In 1984, Ed founded Primeau Productions Inc., a full-service Multi Media production company that provides consultation and services for professional speakers and entertainers around the world. Ed works with his clients to help them develop their talent and effectively help them market and promote their talent using Multi Media.

Primeau Productions Inc. also travels to produce conventions and conferences throughout the United States by providing full audio and visual support. They offer a full range of services including cost savings, pre production planning, digital audio and video recording and full Multi Media a/v support. They work directly with the meeting facility’s a/v department to ensure your event in an unquestioned success.

Primeau’s team knows how to economize and work within your budget without compromising the quality of the event, and make even the smallest event "look big”. In addition to offering their expertise they also supply their equipment, eliminating much of the expense of on-site equipment rental. With over 25 years of experience in the meetings industry they understand how to best utilize all resources to achieve maximum results. They also have a network of suppliers across the U.S. to meet your every need.

In addition, Ed is also a respected audio visual forensics expert, analyzing audio and video media components and providing expert witness testimony to assist attorneys, courts and government agencies. Highlights of his forensics forte include audio and video authentication, voice identification, sound restoration and audio and video clarification.

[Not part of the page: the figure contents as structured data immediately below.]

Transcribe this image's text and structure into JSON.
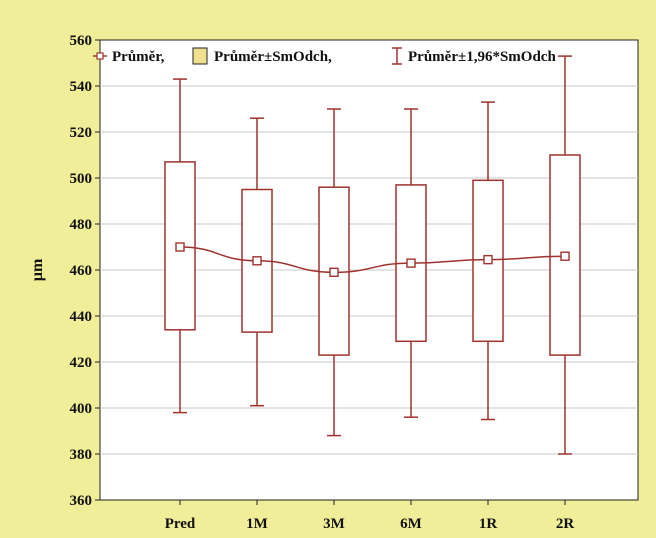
{
  "chart_data": {
    "type": "box",
    "categories": [
      "Pred",
      "1M",
      "3M",
      "6M",
      "1R",
      "2R"
    ],
    "mean": [
      470,
      464,
      459,
      463,
      464.5,
      466
    ],
    "mean_plus_sd": [
      507,
      495,
      496,
      497,
      499,
      510
    ],
    "mean_minus_sd": [
      434,
      433,
      423,
      429,
      429,
      423
    ],
    "mean_plus_196sd": [
      543,
      526,
      530,
      530,
      533,
      553
    ],
    "mean_minus_196sd": [
      398,
      401,
      388,
      396,
      395,
      380
    ],
    "ylabel": "µm",
    "ylim": [
      360,
      560
    ],
    "yticks": [
      "360",
      "380",
      "400",
      "420",
      "440",
      "460",
      "480",
      "500",
      "520",
      "540",
      "560"
    ],
    "grid": true,
    "legend_position": "top",
    "legend": [
      {
        "label": "Průměr,",
        "marker": "mean"
      },
      {
        "label": "Průměr±SmOdch,",
        "marker": "box"
      },
      {
        "label": "Průměr±1,96*SmOdch",
        "marker": "whisker"
      }
    ],
    "colors": {
      "series": "#a0322d",
      "box_fill": "#ffffff",
      "legend_box_fill": "#f0e090",
      "grid": "#c8c8c8",
      "plot_bg": "#ffffff",
      "page_bg": "#f0ee98"
    }
  }
}
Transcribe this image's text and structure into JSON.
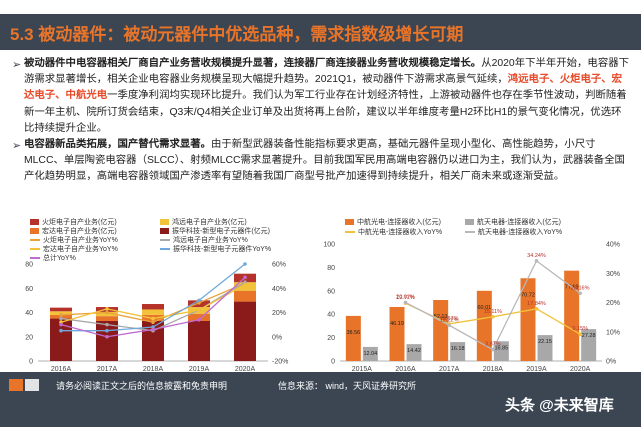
{
  "header": {
    "title": "5.3 被动器件：被动元器件中优选品种，需求指数级增长可期"
  },
  "paragraph1": {
    "bold": "被动器件中电容器相关厂商自产业务营收规模提升显著，连接器厂商连接器业务营收规模稳定增长。",
    "text_a": "从2020年下半年开始，电容器下游需求显著增长，相关企业电容器业务规模呈现大幅提升趋势。2021Q1，被动器件下游需求高景气延续，",
    "companies": "鸿远电子、火炬电子、宏达电子、中航光电",
    "text_b": "一季度净利润均实现环比提升。我们认为军工行业存在计划经济特性，上游被动器件也存在季节性波动，判断随着新一年主机、院所订货会结束，Q3末/Q4相关企业订单及出货将再上台阶，建议以半年维度考量H2环比H1的景气变化情况，优选环比持续提升企业。"
  },
  "paragraph2": {
    "bold": "电容器新品类拓展，国产替代需求显著。",
    "text": "由于新型武器装备性能指标要求更高，基础元器件呈现小型化、高性能趋势，小尺寸MLCC、单层陶瓷电容器（SLCC）、射频MLCC需求显著提升。目前我国军民用高端电容器仍以进口为主，我们认为，武器装备全国产化趋势明显，高端电容器领域国产渗透率有望随着我国厂商型号批产加速得到持续提升，相关厂商未来或逐渐受益。"
  },
  "chart_left": {
    "legend": [
      {
        "label": "火炬电子自产业务(亿元)",
        "color": "#b5322a",
        "kind": "bar"
      },
      {
        "label": "鸿远电子自产业务(亿元)",
        "color": "#f2c23a",
        "kind": "bar"
      },
      {
        "label": "宏达电子自产业务(亿元)",
        "color": "#e8742a",
        "kind": "bar"
      },
      {
        "label": "振华科技-新型电子元器件(亿元)",
        "color": "#8b1a1a",
        "kind": "bar"
      },
      {
        "label": "火炬电子自产业务YoY%",
        "color": "#e8a23a",
        "kind": "line"
      },
      {
        "label": "鸿远电子自产业务YoY%",
        "color": "#a8a8a8",
        "kind": "line"
      },
      {
        "label": "宏达电子自产业务YoY%",
        "color": "#f2c23a",
        "kind": "line"
      },
      {
        "label": "振华科技-新型电子元器件YoY%",
        "color": "#6fa8dc",
        "kind": "line"
      },
      {
        "label": "总计YoY%",
        "color": "#c06bd0",
        "kind": "line"
      }
    ],
    "y_left_ticks": [
      "0",
      "20",
      "40",
      "60",
      "80"
    ],
    "y_right_ticks": [
      "-20%",
      "0%",
      "20%",
      "40%",
      "60%"
    ]
  },
  "chart_right": {
    "legend": [
      {
        "label": "中航光电-连接器收入(亿元)",
        "color": "#e8742a",
        "kind": "bar"
      },
      {
        "label": "航天电器-连接器收入(亿元)",
        "color": "#a8a8a8",
        "kind": "bar"
      },
      {
        "label": "中航光电-连接器收入YoY%",
        "color": "#f2c23a",
        "kind": "line"
      },
      {
        "label": "航天电器-连接器收入YoY%",
        "color": "#b8b8b8",
        "kind": "line"
      }
    ],
    "y_left_ticks": [
      "0",
      "20",
      "40",
      "60",
      "80",
      "100"
    ],
    "y_right_ticks": [
      "0%",
      "10%",
      "20%",
      "30%",
      "40%"
    ]
  },
  "chart_data": [
    {
      "type": "bar",
      "stacked": true,
      "categories": [
        "2016A",
        "2017A",
        "2018A",
        "2019A",
        "2020A"
      ],
      "ylim": [
        0,
        80
      ],
      "y2lim": [
        -20,
        60
      ],
      "series": [
        {
          "name": "火炬电子自产业务(亿元)",
          "kind": "bar",
          "color": "#b5322a",
          "values": [
            3,
            4,
            4.5,
            5.5,
            7
          ]
        },
        {
          "name": "鸿远电子自产业务(亿元)",
          "kind": "bar",
          "color": "#f2c23a",
          "values": [
            3,
            3.5,
            4.5,
            5.5,
            7
          ]
        },
        {
          "name": "宏达电子自产业务(亿元)",
          "kind": "bar",
          "color": "#e8742a",
          "values": [
            3,
            4,
            5,
            6,
            9
          ]
        },
        {
          "name": "振华科技-新型电子元器件(亿元)",
          "kind": "bar",
          "color": "#8b1a1a",
          "values": [
            35,
            33,
            33,
            33,
            49
          ]
        },
        {
          "name": "火炬电子自产业务YoY%",
          "kind": "line",
          "color": "#e8a23a",
          "values": [
            18,
            20,
            12,
            28,
            44
          ]
        },
        {
          "name": "鸿远电子自产业务YoY%",
          "kind": "line",
          "color": "#a8a8a8",
          "values": [
            15,
            10,
            5,
            22,
            45
          ]
        },
        {
          "name": "宏达电子自产业务YoY%",
          "kind": "line",
          "color": "#f2c23a",
          "values": [
            12,
            23,
            15,
            22,
            43
          ]
        },
        {
          "name": "振华科技-新型电子元器件YoY%",
          "kind": "line",
          "color": "#6fa8dc",
          "values": [
            5,
            5,
            8,
            30,
            60
          ]
        },
        {
          "name": "总计YoY%",
          "kind": "line",
          "color": "#c06bd0",
          "values": [
            10,
            0,
            6,
            14,
            49
          ]
        }
      ]
    },
    {
      "type": "bar",
      "categories": [
        "2015A",
        "2016A",
        "2017A",
        "2018A",
        "2019A",
        "2020A"
      ],
      "ylim": [
        0,
        100
      ],
      "y2lim": [
        0,
        40
      ],
      "series": [
        {
          "name": "中航光电-连接器收入(亿元)",
          "kind": "bar",
          "color": "#e8742a",
          "values": [
            38.56,
            46.19,
            52.13,
            60.01,
            70.72,
            77.19
          ]
        },
        {
          "name": "航天电器-连接器收入(亿元)",
          "kind": "bar",
          "color": "#a8a8a8",
          "values": [
            12.04,
            14.42,
            16.18,
            16.85,
            22.15,
            27.28
          ]
        },
        {
          "name": "中航光电-连接器收入YoY%",
          "kind": "line",
          "color": "#f2c23a",
          "values": [
            null,
            19.77,
            12.67,
            15.11,
            17.84,
            9.15
          ]
        },
        {
          "name": "航天电器-连接器收入YoY%",
          "kind": "line",
          "color": "#b8b8b8",
          "values": [
            null,
            20.02,
            12.22,
            3.87,
            34.24,
            23.16
          ]
        }
      ],
      "data_labels": {
        "bar_a": [
          "38.56",
          "46.19",
          "52.13",
          "60.01",
          "70.72",
          "77.19"
        ],
        "bar_b": [
          "12.04",
          "14.42",
          "16.18",
          "16.85",
          "22.15",
          "27.28"
        ],
        "line_a": [
          "",
          "19.77%",
          "12.67%",
          "15.11%",
          "17.84%",
          "9.15%"
        ],
        "line_b": [
          "",
          "20.02%",
          "12.22%",
          "3.87%",
          "34.24%",
          "23.16%"
        ]
      }
    }
  ],
  "footer": {
    "disclaimer": "请务必阅读正文之后的信息披露和免责申明",
    "source": "信息来源： wind，天风证券研究所",
    "watermark": "头条 @未来智库"
  }
}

Ed is a former president of the National Speakers Association of Michigan as well as a chapter member of the year. Ed’s company Primeau Productions Inc. frequently volunteers its services for the National Speakers Association. In fact, Ed received the 1998/99 Presidents Award for Distinguished Service from the National Speakers Association, an honor given only once a year. 

Ed is also author of the book, “The Art of Production” and contributing author to “Advance Selling for Dummies”.  Ed is currently writing with co author Terry Brock “Multi Media for Dummies” and his forensic book “Caught on Video”.

Ed has also authored several articles that have appeared in “Speaker”, “Event Solutions” and “Home Land Security” as well as many websites including www.EdPrimeau.com, www.ExpertPages.com and www.TASAnet.org.

As a coach and consultant, Ed works with professional speakers and entertainers to develop their message and brand to incorporate a succinct position in their market and increase their visibility and bottom line.